Братья Карамазовы

III. Верующие бабы





– А у вас есть порох? – осведомилась Настя.



– Есть.



– Покажите и порох, – протянула она с просящею улыбкой. Красоткин опять слазил в сумку и вынул из нее маленький пузырек, в котором действительно было насыпано несколько настоящего пороха, а в свернутой бумажке оказалось несколько крупинок дроби. Он даже откупорил пузырек и высыпал немножко пороху на ладонь.



– Вот, только не было бы где огня, а то так и взорвет и нас всех перебьет, – предупредил для эффекта Красоткин.



Дети рассматривали порох с благоговейным страхом, еще усилившим наслаждение. Но Косте больше понравилась дробь.



– А дробь не горит? – осведомился он.



– Дробь не горит.



– Подарите мне немножко дроби, – проговорил он умоляющим голоском.

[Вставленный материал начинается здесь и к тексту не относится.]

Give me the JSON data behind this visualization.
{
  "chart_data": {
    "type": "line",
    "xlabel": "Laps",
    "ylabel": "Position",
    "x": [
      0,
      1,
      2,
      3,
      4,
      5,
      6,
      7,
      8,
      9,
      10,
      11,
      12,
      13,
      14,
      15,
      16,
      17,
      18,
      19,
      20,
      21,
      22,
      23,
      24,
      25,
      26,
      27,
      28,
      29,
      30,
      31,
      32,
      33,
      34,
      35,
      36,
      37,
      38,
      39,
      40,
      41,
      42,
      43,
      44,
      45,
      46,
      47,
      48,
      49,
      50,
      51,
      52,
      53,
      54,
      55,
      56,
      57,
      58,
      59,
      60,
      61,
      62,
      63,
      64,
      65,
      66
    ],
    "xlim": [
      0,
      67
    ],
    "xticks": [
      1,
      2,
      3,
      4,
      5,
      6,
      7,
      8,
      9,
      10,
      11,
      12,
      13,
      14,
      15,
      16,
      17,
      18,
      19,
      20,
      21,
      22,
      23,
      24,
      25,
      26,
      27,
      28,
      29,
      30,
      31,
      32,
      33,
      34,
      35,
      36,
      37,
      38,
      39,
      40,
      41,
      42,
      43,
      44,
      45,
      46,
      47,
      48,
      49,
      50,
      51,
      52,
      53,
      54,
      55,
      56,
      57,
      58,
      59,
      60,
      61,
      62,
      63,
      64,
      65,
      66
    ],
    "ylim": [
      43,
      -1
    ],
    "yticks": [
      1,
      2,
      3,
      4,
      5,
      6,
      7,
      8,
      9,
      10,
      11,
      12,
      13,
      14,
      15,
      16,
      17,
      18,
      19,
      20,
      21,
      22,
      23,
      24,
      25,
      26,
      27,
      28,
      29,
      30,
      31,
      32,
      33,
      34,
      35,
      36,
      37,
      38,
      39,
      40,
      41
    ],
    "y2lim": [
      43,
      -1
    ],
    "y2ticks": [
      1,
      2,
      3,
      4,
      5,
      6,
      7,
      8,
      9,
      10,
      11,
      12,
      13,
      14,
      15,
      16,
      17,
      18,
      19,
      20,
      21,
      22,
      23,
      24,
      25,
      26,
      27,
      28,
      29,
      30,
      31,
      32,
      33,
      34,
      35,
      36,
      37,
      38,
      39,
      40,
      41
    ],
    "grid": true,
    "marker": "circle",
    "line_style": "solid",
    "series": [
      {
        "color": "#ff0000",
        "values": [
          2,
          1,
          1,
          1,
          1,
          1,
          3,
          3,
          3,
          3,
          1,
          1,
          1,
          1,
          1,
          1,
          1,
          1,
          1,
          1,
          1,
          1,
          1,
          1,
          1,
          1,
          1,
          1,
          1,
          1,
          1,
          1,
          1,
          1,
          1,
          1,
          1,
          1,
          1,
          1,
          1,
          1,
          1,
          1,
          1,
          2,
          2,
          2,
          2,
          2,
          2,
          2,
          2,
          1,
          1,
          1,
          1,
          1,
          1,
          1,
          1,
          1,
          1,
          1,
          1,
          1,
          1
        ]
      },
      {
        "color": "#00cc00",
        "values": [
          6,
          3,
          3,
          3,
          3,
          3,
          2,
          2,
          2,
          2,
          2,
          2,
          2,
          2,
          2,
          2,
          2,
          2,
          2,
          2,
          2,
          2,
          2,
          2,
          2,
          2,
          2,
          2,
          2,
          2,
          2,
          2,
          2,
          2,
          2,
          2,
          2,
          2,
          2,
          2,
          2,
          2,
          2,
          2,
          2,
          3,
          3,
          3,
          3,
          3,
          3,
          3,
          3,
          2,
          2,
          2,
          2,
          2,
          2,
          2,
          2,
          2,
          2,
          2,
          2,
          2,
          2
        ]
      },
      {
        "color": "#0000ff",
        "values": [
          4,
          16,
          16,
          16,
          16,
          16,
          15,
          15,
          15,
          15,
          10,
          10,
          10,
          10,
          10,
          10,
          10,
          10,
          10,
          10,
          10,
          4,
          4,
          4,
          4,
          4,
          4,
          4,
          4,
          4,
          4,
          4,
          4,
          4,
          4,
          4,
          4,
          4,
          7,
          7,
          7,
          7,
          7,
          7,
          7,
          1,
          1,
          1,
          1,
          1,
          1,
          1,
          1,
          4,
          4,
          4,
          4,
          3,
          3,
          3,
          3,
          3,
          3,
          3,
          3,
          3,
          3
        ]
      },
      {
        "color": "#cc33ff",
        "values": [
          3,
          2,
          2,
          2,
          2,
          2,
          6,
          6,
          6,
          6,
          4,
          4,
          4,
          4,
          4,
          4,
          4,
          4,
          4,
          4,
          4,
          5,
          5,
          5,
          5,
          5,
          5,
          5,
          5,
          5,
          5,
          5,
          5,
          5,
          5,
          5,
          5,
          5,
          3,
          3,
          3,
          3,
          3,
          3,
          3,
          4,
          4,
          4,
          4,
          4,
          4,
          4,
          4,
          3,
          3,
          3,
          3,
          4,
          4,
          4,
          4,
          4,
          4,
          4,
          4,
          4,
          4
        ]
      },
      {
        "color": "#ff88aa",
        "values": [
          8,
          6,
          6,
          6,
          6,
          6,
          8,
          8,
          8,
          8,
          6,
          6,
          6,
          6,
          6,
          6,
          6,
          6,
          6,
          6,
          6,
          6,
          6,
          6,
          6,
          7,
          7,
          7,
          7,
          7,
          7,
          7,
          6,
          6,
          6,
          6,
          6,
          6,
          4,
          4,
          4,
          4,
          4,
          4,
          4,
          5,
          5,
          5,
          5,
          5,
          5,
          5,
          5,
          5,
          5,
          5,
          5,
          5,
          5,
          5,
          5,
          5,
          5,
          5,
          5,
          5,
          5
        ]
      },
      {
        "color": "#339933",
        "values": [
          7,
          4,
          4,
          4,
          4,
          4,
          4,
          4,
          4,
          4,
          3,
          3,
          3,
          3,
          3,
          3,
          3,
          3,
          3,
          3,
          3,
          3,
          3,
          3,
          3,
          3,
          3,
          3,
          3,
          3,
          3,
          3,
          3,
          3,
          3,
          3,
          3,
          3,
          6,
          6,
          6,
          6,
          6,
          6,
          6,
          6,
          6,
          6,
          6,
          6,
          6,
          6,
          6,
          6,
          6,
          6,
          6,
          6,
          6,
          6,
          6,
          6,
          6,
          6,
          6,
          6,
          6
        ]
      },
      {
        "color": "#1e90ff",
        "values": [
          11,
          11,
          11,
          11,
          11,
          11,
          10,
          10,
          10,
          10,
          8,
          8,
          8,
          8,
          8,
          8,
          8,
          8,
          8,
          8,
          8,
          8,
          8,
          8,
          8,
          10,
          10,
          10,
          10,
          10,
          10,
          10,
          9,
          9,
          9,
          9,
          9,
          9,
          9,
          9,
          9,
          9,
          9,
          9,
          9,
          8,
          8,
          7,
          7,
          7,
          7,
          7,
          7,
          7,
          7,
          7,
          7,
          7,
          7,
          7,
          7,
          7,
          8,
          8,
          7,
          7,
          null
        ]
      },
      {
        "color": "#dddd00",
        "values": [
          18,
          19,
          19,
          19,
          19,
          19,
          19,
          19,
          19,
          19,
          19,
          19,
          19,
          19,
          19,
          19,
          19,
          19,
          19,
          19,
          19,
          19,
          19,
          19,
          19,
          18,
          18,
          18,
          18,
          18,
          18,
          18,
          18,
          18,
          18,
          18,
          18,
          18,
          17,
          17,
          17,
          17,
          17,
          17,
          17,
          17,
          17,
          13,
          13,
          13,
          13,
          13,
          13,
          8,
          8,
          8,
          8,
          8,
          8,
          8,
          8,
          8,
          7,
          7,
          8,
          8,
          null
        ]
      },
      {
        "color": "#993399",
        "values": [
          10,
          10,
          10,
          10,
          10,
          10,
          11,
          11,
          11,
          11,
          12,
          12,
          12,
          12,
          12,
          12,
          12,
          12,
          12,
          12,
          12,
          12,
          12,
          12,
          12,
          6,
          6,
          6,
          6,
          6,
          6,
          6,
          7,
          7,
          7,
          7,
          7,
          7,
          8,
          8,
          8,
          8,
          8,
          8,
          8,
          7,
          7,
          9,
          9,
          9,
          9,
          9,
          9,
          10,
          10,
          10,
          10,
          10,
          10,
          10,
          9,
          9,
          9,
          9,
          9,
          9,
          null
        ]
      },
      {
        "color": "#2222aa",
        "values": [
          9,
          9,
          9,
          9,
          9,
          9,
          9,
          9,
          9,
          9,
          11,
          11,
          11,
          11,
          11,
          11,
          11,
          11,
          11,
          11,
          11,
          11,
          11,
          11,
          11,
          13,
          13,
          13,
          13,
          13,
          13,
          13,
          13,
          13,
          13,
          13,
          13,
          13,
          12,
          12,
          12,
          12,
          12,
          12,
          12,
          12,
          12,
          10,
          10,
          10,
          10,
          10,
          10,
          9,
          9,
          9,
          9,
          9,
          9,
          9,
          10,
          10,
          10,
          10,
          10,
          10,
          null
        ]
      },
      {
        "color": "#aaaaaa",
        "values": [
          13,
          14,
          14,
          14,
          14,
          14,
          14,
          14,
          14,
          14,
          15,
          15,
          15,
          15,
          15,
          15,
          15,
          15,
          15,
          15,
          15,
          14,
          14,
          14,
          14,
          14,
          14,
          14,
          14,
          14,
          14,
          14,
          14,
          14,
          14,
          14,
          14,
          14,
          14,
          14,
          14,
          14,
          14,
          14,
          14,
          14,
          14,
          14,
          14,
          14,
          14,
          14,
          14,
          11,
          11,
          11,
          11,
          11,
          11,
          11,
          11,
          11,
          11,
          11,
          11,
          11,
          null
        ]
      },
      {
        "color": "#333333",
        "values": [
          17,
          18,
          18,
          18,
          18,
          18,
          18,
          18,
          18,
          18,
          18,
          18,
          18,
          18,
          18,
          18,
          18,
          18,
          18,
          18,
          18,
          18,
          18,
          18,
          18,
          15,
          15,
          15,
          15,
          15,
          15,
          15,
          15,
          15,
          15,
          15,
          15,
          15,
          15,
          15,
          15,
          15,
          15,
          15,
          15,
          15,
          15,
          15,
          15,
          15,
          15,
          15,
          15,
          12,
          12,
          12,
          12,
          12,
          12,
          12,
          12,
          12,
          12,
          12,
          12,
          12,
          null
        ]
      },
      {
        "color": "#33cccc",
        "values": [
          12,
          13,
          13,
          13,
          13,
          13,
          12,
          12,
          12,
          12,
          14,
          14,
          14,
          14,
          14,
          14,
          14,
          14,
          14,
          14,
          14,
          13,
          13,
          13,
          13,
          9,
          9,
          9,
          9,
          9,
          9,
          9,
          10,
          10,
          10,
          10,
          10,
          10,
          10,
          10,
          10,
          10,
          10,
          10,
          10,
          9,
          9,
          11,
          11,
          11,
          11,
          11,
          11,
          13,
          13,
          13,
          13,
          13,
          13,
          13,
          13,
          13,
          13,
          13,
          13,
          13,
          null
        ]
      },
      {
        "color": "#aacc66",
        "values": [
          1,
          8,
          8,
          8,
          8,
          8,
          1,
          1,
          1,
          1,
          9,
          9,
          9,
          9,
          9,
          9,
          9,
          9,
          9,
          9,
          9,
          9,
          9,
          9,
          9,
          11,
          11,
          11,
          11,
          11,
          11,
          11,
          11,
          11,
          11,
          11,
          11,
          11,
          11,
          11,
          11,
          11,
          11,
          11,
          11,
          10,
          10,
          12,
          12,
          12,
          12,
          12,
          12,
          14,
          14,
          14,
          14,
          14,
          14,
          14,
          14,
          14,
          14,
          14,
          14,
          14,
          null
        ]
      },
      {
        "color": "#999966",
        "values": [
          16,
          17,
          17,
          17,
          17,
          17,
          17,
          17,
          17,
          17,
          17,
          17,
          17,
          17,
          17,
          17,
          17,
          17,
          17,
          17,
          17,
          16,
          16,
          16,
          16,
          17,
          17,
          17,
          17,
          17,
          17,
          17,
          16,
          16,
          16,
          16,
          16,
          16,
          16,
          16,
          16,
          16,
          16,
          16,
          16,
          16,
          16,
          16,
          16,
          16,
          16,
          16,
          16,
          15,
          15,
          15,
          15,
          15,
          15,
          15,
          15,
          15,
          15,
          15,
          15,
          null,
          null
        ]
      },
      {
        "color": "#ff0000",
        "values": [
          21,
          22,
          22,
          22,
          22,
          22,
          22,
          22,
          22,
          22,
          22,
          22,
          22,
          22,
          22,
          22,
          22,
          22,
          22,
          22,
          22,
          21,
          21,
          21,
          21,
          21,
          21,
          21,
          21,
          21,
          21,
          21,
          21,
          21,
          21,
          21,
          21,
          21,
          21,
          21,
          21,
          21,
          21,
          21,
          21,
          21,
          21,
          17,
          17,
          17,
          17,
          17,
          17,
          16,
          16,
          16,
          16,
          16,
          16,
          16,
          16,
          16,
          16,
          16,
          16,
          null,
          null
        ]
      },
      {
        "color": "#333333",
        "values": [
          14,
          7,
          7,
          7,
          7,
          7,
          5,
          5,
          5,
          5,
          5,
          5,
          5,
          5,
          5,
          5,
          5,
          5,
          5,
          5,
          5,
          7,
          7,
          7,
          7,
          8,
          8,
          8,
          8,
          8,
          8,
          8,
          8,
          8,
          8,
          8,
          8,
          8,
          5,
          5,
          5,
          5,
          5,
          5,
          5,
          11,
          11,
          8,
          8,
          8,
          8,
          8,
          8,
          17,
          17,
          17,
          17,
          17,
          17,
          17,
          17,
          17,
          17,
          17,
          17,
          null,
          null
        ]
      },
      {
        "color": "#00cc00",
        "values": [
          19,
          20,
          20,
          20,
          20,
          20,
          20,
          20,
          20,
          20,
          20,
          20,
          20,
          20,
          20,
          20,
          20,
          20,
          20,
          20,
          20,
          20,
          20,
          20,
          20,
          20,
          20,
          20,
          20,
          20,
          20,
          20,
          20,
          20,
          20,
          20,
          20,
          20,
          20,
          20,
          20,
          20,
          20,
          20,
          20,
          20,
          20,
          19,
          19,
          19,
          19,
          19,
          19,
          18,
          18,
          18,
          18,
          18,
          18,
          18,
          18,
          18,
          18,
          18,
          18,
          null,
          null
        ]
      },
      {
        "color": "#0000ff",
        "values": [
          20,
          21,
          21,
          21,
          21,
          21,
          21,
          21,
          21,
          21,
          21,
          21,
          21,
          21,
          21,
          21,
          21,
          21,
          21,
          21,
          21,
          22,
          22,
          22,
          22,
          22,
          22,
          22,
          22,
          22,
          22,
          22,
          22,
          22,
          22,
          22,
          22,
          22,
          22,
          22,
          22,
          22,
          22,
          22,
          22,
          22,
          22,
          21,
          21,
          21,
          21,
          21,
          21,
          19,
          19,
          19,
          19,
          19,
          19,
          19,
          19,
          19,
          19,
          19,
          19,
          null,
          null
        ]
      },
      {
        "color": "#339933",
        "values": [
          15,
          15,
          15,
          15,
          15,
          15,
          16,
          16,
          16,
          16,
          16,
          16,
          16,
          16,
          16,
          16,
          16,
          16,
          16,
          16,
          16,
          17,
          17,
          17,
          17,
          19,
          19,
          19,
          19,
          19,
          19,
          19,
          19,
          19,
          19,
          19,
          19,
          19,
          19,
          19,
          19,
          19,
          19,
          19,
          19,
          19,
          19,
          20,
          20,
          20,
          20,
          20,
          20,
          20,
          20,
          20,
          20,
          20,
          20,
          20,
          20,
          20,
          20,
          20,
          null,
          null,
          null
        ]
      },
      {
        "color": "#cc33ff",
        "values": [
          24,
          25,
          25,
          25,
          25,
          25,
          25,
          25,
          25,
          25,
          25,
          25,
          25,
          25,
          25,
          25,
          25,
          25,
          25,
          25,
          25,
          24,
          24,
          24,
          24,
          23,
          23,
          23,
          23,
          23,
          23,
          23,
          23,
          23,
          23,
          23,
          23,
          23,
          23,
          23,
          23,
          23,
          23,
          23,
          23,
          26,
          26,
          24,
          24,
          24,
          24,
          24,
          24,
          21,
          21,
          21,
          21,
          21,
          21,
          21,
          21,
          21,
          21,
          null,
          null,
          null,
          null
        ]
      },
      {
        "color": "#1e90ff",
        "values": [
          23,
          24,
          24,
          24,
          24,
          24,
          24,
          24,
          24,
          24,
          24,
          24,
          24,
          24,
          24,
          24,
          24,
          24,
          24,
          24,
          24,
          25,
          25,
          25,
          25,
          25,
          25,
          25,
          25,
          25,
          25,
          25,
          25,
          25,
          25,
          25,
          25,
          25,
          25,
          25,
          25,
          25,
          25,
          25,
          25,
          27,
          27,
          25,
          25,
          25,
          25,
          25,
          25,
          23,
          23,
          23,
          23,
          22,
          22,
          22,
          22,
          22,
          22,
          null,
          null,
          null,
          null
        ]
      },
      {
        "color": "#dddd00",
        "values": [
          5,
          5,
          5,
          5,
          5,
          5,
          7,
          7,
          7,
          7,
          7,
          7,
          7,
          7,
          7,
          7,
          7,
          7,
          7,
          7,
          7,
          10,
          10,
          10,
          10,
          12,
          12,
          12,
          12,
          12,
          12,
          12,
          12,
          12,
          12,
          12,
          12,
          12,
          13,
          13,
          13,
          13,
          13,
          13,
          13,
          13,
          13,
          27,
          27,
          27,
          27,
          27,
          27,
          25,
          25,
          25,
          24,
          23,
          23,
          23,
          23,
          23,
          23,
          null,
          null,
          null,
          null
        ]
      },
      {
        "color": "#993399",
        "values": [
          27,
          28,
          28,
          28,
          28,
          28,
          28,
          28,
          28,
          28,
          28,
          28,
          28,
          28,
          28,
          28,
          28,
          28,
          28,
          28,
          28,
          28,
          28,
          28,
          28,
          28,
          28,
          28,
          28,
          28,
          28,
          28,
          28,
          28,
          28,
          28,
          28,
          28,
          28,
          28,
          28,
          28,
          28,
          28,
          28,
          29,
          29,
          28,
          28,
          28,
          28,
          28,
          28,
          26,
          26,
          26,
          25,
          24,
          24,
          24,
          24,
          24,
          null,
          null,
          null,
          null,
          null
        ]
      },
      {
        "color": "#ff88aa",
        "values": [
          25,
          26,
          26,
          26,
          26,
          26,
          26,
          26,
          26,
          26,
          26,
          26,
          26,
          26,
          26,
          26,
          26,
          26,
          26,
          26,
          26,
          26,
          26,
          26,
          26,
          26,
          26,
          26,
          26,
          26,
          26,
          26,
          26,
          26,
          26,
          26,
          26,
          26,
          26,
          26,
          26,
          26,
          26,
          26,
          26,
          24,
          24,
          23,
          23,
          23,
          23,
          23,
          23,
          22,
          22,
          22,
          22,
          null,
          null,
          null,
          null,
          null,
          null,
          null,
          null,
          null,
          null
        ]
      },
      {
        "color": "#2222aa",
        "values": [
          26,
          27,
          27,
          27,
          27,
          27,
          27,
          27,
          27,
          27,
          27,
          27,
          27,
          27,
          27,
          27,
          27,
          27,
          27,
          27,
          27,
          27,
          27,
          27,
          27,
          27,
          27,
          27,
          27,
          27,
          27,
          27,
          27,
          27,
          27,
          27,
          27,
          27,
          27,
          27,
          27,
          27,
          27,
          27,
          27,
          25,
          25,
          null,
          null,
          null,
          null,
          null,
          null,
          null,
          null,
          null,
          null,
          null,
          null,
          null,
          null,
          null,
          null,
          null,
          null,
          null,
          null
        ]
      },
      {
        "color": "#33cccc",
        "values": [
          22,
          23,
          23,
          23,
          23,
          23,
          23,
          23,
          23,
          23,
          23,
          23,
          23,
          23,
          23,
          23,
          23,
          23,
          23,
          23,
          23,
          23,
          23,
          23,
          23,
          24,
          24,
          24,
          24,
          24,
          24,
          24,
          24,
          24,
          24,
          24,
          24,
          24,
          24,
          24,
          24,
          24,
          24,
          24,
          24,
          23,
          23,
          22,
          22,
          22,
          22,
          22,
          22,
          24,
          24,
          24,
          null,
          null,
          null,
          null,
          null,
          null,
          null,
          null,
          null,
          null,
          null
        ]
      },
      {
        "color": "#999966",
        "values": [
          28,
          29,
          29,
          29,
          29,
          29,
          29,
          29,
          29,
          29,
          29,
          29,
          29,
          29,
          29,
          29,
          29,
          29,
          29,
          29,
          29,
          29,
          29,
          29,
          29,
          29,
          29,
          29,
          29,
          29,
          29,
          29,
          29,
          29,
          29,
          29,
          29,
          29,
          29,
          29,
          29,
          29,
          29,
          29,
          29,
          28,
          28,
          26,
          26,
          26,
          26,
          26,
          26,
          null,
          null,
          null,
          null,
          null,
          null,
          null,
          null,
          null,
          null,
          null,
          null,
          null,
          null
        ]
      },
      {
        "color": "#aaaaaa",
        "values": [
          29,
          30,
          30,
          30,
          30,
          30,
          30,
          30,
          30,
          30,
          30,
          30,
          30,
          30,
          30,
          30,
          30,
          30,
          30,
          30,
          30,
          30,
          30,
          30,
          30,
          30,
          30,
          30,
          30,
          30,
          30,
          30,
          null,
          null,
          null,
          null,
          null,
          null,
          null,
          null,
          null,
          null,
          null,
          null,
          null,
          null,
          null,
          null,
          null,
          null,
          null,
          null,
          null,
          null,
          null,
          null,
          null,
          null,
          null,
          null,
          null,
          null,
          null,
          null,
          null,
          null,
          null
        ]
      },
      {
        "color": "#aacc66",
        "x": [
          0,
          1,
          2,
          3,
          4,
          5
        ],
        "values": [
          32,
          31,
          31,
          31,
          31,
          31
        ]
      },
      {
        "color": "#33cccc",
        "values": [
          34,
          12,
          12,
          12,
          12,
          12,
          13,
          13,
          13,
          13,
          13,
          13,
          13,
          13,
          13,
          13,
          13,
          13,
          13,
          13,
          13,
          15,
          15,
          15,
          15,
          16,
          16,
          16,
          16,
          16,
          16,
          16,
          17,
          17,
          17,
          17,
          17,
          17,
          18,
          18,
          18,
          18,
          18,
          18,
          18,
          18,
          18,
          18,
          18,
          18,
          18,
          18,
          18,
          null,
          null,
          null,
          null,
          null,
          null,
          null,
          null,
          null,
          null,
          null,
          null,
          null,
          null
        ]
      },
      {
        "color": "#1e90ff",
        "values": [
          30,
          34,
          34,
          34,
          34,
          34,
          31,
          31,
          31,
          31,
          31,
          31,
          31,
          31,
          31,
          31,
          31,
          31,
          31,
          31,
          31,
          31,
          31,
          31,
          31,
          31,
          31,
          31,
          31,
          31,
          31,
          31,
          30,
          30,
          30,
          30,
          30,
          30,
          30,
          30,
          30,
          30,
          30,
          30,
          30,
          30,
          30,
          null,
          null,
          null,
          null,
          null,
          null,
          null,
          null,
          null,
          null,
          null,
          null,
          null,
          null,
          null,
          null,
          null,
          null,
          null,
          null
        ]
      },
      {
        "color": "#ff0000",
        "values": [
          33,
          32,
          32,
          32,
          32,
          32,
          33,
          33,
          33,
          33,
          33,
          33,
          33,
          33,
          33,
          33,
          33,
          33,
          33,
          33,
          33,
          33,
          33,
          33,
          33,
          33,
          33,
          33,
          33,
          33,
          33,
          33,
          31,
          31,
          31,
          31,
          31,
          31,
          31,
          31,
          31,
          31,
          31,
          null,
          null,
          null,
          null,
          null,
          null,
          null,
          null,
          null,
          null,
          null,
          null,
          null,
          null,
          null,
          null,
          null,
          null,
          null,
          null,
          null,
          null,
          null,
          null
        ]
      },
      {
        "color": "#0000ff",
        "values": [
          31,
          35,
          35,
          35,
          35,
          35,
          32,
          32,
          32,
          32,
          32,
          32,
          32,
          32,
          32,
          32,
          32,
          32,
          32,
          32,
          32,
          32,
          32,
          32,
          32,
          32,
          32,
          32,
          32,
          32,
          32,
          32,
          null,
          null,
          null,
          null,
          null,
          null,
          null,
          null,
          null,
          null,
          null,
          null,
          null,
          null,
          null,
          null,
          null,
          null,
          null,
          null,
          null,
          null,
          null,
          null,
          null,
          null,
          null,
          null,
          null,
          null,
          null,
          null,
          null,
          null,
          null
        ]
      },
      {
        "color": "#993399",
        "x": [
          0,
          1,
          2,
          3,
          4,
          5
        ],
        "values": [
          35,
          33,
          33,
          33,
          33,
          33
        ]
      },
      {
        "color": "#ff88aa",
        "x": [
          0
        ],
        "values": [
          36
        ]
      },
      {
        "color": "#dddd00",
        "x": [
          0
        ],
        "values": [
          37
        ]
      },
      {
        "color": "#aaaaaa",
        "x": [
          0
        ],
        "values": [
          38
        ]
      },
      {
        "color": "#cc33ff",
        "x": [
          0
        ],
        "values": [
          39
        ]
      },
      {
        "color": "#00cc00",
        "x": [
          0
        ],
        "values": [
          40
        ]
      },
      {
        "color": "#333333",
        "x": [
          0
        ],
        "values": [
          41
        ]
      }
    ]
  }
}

– Дроби немножко подарю, вот, бери, только маме своей до меня не показывай, пока я не приду обратно, а то подумает, что это порох, и так и умрет от страха, а вас выпорет.



– Мама нас никогда не сечет розгой, – тотчас же заметила Настя.



– Знаю, я только для красоты слога сказал. И маму вы никогда не обманывайте, но на этот раз – пока я приду. Итак, пузыри, можно мне идти или нет? не заплачете без меня от страха?



– За-пла-чем, – протянул Костя, уже приготовляясь плакать.



– Заплачем, непременно заплачем! – подхватила пугливою скороговоркой и Настя.



– Ох дети, дети, как опасны ваши лета. Нечего делать, птенцы, придется с вами просидеть не знаю сколько. А время-то, время-то, ух!



– А прикажите Перезвону мертвым притвориться, – попросил Костя.



– Да уж нечего делать, придется прибегнуть и к Перезвону. Ici, Перезвон! – И Коля начал повелевать собаке, а та представлять всё, что знала. Это была лохматая собака, величиной с обыкновенную дворняжку, какой-то серо-лиловой шерсти. Правый глаз ее был крив, а левое ухо почему-то с разрезом. Она взвизгивала и прыгала, служила, ходила на задних лапах, бросалась на спину всеми четырьмя лапами вверх и лежала без движенья как мертвая. Во время этой последней штуки отворилась дверь, и Агафья, толстая служанка г-жи Красоткиной, рябая баба лет сорока, показалась на пороге, возвратясь с базара с кульком накупленной провизии в руке. Она стала и, держа в левой руке на отвесе кулек, принялась глядеть на собаку. Коля, как ни ждал Агафьи, представления не прервал и, выдержав Перезвона определенное время мертвым, наконец-то свистнул ему: собака вскочила и пустилась прыгать от радости, что исполнила свой долг.



– Вишь, пес! – проговорила назидательно Агафья.



– А ты чего, женский пол, опоздала? – спросил грозно Красоткин.



– Женский пол, ишь пупырь!



– Пупырь?



– И пупырь. Что тебе, что я опоздала, значит так надо, коли опоздала, – бормотала Агафья, принимаясь возиться около печки, но совсем не недовольным и не сердитым голосом, а напротив очень довольным, как будто радуясь случаю позубоскалить с веселым барченком.